Highlights & Insights¶
- Clever Unified Encoder Design: Mapping heterogeneous features into the same space using pre-trained text/numerical encoders allows the model to generalize across RDBs with different schemas, which is a core requirement for RDB foundation models.
- Classification Head using Label Text Embeddings: Instead of setting a fixed classification layer, using the inner product with label name text embeddings enables the classifier to naturally adapt to tasks with varying numbers of classes.
- First-Layer Self-Attention \(\rightarrow\) Subsequent Cross-Attention: Observing that the first layer of cross-attention degenerates into mean aggregation, the authors targeted and modified it to self-attention, demonstrating a deep analysis of model behavior.
- Hierarchical Aggregation (Mean Intra-Relation, then Max Inter-Relation): This addresses the imbalance in neighbor counts across different relation types in heterogeneous graphs, with Max keeping the salient signal of each relation type.
- Pre-training Data Scale Reaches 150M+ Rows: The scale reaches the level of a foundation model, covering multiple domains and scenarios.

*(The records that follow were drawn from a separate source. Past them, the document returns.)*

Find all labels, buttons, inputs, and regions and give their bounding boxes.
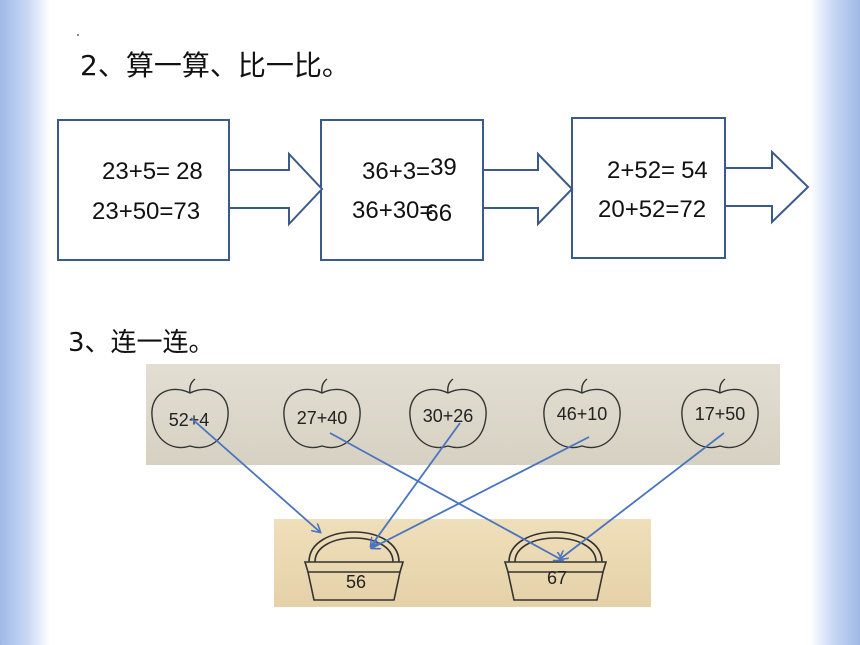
apple-icon-1: [151, 378, 229, 449]
basket-label-1: 56: [346, 572, 366, 592]
basket-label-2: 67: [547, 568, 567, 588]
calc-box-2: [320, 119, 484, 261]
connect-line-2: [329, 432, 562, 560]
calc-1a: 23+5=28: [102, 158, 203, 185]
calc-2b: 36+30=66: [352, 197, 453, 227]
calc-3a: 2+52=54: [607, 157, 708, 184]
left-decor-band: [0, 0, 50, 645]
apple-label-4: 46+10: [557, 404, 608, 424]
apple-label-5: 17+50: [695, 404, 746, 424]
connect-line-5: [560, 432, 725, 559]
connect-line-3: [371, 422, 461, 546]
calc-2a: 36+3=39: [362, 154, 457, 185]
apple-label-1: 52+4: [169, 410, 210, 430]
basket-icon-1: [303, 531, 405, 601]
section3-title: 3、连一连。: [68, 328, 215, 358]
calc-box-1: [57, 119, 230, 261]
apple-label-2: 27+40: [297, 408, 348, 428]
apple-icon-2: [283, 378, 361, 449]
connect-line-4: [372, 436, 590, 548]
connect-line-1: [190, 417, 320, 532]
calc-3b: 20+52=72: [598, 196, 707, 223]
basket-icon-2: [503, 531, 608, 601]
calc-1b: 23+50=73: [92, 198, 201, 225]
apple-icon-5: [681, 378, 759, 449]
apple-icon-4: [543, 378, 621, 449]
dot-mark: [77, 34, 79, 36]
right-decor-band: [810, 0, 860, 645]
apple-label-3: 30+26: [423, 406, 474, 426]
section2-title: 2、算一算、比一比。: [80, 49, 350, 82]
apple-icon-3: [409, 378, 487, 449]
apple-strip-photo: [146, 364, 780, 465]
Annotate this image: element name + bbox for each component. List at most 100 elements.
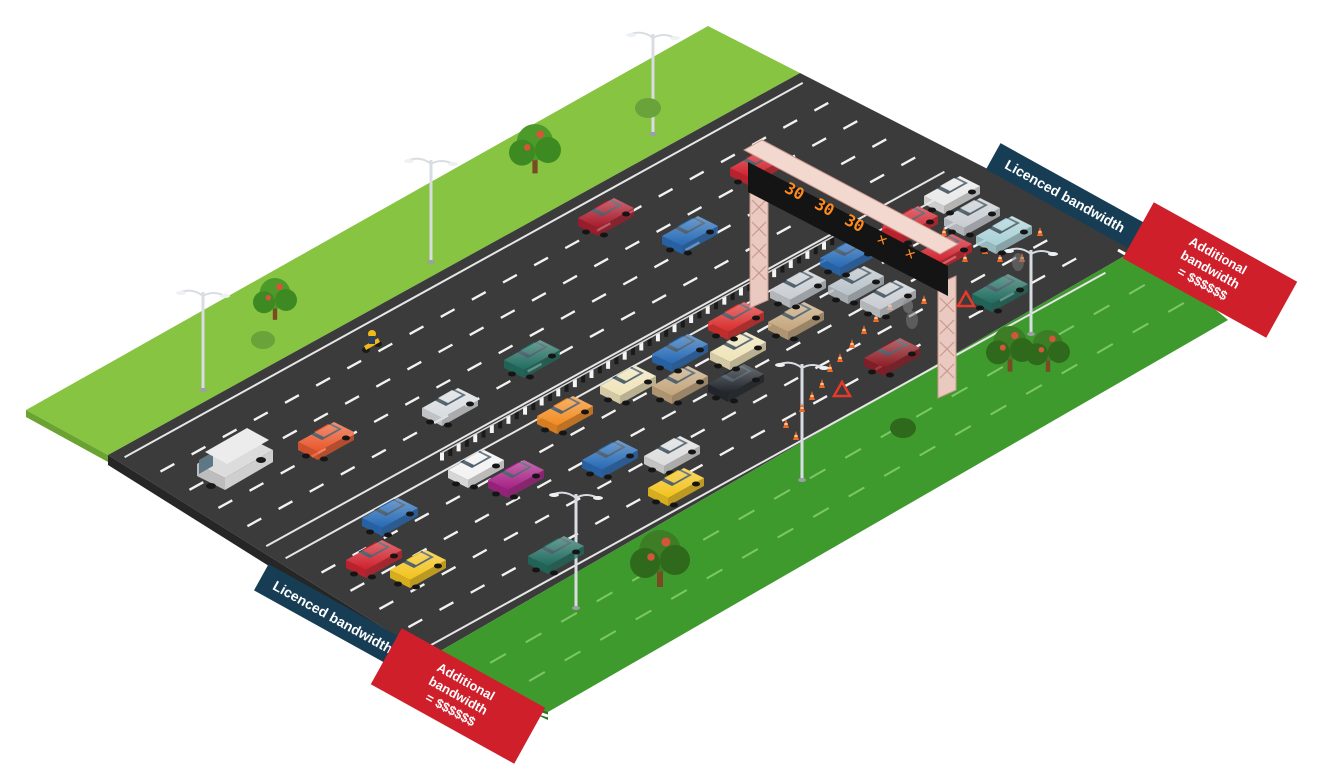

Limitations & Future Work¶
- Dependence on Pre-training Data Quality: Some massive single-table data was excluded from pre-training due to severe distribution shifts from downstream RDBs; automatic selection of effective pre-training data is still to be explored.
- Asymmetric Transfer Direction: Others-1 \(\rightarrow\) Others-2 is effective, but the reverse is not, indicating that transfer success is highly dependent on the diversity of pre-training data composition.
- High Computational Overhead: The training cost of a 4-layer MPNN + cross-attention module on large-scale graphs (AWS g6.48x instances) cannot be neglected.
- Unexplored Text-Intense Scenarios: When text columns dominate the RDB, truncating to 512-dimensional text embeddings might be insufficient.
- Regression Requires Extra Inverse Normalization: The pipeline of quantile normalization + pre-trained decoder is complex, and its adaptation to extreme values or heavy-tailed distributions needs verification.
- Limited to Prediction Tasks: It does not cover other RDB-related tasks such as SQL generation or table QA.
Related Work & Insights¶
- Single-Table Foundation Models (TransTab, XTab, UniTabE, TabPFN): These methods are restricted to single tables and cannot model multi-table relationships. Griffin extends this to RDBs.
- RDB Graph Methods (RDBTOGRAPH, GFS, 4DBInfer, RelBench): These provide the RDB \(\rightarrow\) Graph modeling paradigm but lack pre-training generalization capabilities.
- Graph Foundation Models (OFA, UniGraph): Though these are graph foundation models, they focus on generic graphs and are not optimized for the tabular characteristics of RDBs.
- Insight: Incorporating structured data (tables/relational databases) into the foundation model paradigm is a promising direction; the design concept of unified encoder + metadata embeddings is generalizable to other heterogeneous data sources.
Rating¶
| Dimension | Score (1-5) | Description |
|---|---|---|
| Novelty | 4 | First RDB foundation model, defining a pioneering problem. |
| Technical Depth | 4 | Elaborated designs in encoder/MPNN/decoder. |
| Experimental Thoroughness | 5 | 24 tasks + ablation + transfer analysis + raw data. |
| Writing Quality | 4 | Clear structure and rich figures/tables. |
| Value | 4 | Direct application value for enterprise-level RDB prediction scenarios. |
| Overall | 4.2 | A solid and systematic work, establishing an important baseline for the RDB foundation model direction. |